Piercing through the Makati skyline are stark white sails situated in the lofty neighborhood of Rockwell Center. Those architectural protrusions belong to Proscenium at Rockwell, a 3.6-hectare enclave identified as Rockwell’s most coveted and talked about address to date. The residential property consists of five towers, each telling a story of fine art and architecture, dedicated to the homeowner who appreciates art. As the Sakura and Kirov towers have already been turned over, we take you on a virtual tour around their dedicated spaces, as well as of the towers Lincoln, Lorraine, and The Proscenium Residences:
The Exteriors: Award-winning Canada-based architect Carlos Ott helmed the project driven by a vision to create an extraordinary community.
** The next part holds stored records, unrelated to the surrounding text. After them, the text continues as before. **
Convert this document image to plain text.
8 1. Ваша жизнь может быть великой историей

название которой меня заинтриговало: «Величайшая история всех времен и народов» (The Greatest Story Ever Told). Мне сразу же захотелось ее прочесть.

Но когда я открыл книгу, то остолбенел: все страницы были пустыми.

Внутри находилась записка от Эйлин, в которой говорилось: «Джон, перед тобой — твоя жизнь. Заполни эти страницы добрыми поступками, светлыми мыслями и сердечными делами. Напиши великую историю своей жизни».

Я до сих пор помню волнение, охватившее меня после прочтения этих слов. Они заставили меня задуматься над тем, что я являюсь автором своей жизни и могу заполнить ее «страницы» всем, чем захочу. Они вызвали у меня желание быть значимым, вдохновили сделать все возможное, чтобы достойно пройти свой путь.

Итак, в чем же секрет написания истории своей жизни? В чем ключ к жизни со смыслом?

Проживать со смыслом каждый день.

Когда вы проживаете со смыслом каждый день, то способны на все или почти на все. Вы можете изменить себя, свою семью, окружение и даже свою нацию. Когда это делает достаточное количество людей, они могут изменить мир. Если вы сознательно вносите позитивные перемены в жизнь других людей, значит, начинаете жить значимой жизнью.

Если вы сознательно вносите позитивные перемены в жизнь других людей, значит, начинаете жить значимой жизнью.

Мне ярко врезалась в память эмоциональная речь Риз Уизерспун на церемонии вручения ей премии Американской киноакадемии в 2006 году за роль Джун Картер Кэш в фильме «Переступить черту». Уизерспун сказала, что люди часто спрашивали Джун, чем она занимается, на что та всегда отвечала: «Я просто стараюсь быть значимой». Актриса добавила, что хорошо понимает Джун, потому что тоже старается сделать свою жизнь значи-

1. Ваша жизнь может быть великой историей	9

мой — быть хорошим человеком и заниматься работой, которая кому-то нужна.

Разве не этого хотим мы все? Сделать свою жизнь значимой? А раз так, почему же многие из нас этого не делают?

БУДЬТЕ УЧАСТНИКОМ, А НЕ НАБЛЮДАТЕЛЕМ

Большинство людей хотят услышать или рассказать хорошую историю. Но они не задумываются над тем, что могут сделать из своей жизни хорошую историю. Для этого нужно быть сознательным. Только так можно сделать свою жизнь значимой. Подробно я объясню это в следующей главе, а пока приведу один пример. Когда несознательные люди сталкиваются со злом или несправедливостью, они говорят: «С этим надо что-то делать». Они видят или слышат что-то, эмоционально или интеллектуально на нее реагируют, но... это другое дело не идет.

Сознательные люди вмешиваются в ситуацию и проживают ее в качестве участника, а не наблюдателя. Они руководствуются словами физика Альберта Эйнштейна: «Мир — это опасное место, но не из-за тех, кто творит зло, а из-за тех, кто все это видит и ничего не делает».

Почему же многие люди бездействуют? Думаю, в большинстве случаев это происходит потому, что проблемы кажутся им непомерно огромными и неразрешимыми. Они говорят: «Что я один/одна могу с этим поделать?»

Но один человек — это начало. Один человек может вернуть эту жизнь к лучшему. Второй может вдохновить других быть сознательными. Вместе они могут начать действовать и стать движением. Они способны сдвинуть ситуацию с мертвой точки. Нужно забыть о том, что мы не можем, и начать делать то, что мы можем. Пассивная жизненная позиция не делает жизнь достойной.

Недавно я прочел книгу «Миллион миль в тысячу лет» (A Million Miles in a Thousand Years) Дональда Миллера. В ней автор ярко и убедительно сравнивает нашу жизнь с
He thought of incorporating Proscenium’s signature “sails” onto the residential towers. On the outside, the glossy structures may look identical, but inside, each tower transports its residents to a welcoming space. Based on Ott’s concept, the towers’ names are inspired by iconic theaters from around the world.
The Interiors: The timeless interiors boast of the signature touch of United States-based Filipino interior designer Butch Valdez. Fit for a well-traveled resident, the interiors are styled with a collection of fine art, precious antiques, and well-crafted furniture sourced both locally and internationally.
Recently turned over, the 50-story Sakura tower is marked by Japanese influence.
Japanese elements dot the common spaces. Bonsai trees housed in antique stone plant holders, the framed Japanese monk’s robes in the hallway, and the traditional Japanese artwork that hangs in the reception area all catch the eye.
The tasteful flooring features four kinds of marble, subdued by the muted blues and grays on the walls.
The function room, which can comfortably accommodate 65 guests, features wallpaper flown in from the U.S. and made from capiz shells.
The serene library is a space for leisurely reading and working. It’s characterized by a matching set of Chinese antique tables and traditional Japanese Noguchi lamps.
Next door, the Kirov tower takes its name from the world-famous Mariinsky Theatre—once known as the Kirov Theatre—in Saint Petersburg, Russia, where people from all over the world gather to watch operas and ballets.
That said, the interiors of the 55-story Kirov tower take cues from design elements associated with European culture.
The palette is decidedly warmer than Sakura’s, making use of brown marble from Italy for the flooring, sleek wooden panels on the walls, and a comfortable pair of lounge chairs clad in Hermès fabric.
Mexican antique plates from Guadalajara act as an accent in the reception area.
Despite the European theme, a few Asian details shine through, like the pattern on the drapes in the 20-seater private dining room.
The Lincoln tower is named after the historic Lincoln Center in New York, which is home to the prestigious company the American Ballet Theatre.
The tower takes a more contemporary approach, as it was inspired by a newer theater built in the 1950s. This is seen in the choice of art and artifacts displayed in the common spaces.
The white spaces and bright lighting add to the elegance of the lobby, which uses heavy gold accents on the pillars and the fixtures.
The function room is also well-lit and features a palette of neutrals and clean geometric lines.
Each function room comes with a dedicated pantry for event preparations.
The lounge is brought to life by carpets inspired by Native American art.
These, along with silky green and orange throws, instantly brighten up the space characterized by solid colors.
The Lorraine tower features a more whimsical vibe.
The design intent was to marry color with gold elements.
The tall sliding doors that lead to the lounge give an Old World air.
The cushioned bergère-style chairs and golden uplight chandeliers lend the library its needed European touch.
The Proscenium Residences: A 59-story, three-pronged structure set to tower over the rest, the Proscenium Residences will flaunt its stately sails, evidencing the community’s value for culture and dynamism.
The Amenities: Within walking distance from the residential community is Proscenium’s soon-to-rise performing arts theater. Meanwhile, guests may soon enjoy the Amenity Deck, which links each tower’s fifth-floor lobbies. Almost a hectare in size, the deck is equipped with three main pools, including a child-friendly one. Another exciting development is a multi-purpose indoor court, where residents can play tennis or basketball. Each tower is also equipped with its own fitness center, which offers guests ways to engage the body as the other spaces in the community stimulate the mind and soothe the spirit.